Pro Kalimantan Balikpapan Samarinda Kaltim Bola Daerah Kriminal Nasional Lifestyle Bisnis Sport

Jalan ke Beloan Masih Tenggelam

izak-Indra Zakaria • Sabtu, 13 Januari 2024 - 17:51 WIB
Photo
Photo

SENDAWAR - Meski sudah dilakukan peningkatan jalan akses di Kampung Muara Beloan, Kecamatan Muara Pahu, Kutai Barat (Kubar), ternyata masih sebagian besar terendam banjir.
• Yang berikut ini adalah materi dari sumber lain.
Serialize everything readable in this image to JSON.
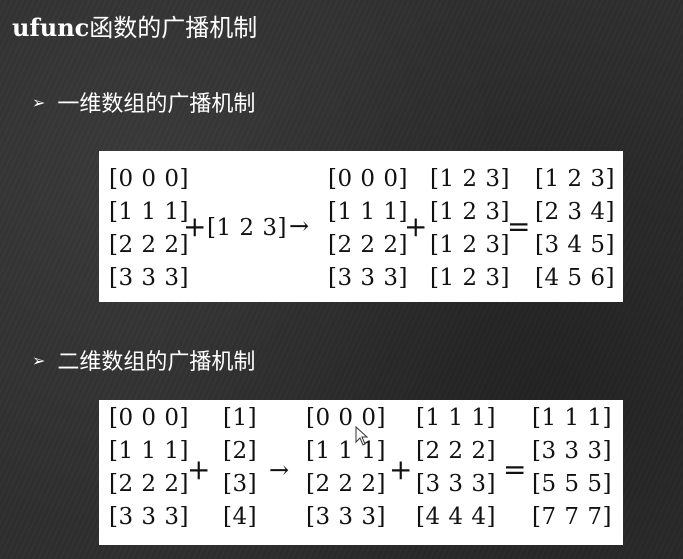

Sementara banjir di kampung penghasil ikan terbesar di Tanaa Purai Ngeriman ini sudah berlangsung Oktober 2023 hingga berita ini ditulis.

“Pak Petinggi (kepala Kampung Muara Beloan) ingin peningkatan jalan akses sepanjang 9 kilometer di Muara Beloan ditingkatkan lagi. Karena jika banjir, masih terendam,” kata Jarhani, tokoh masyarakat Muara Beloan, Kamis (11/1).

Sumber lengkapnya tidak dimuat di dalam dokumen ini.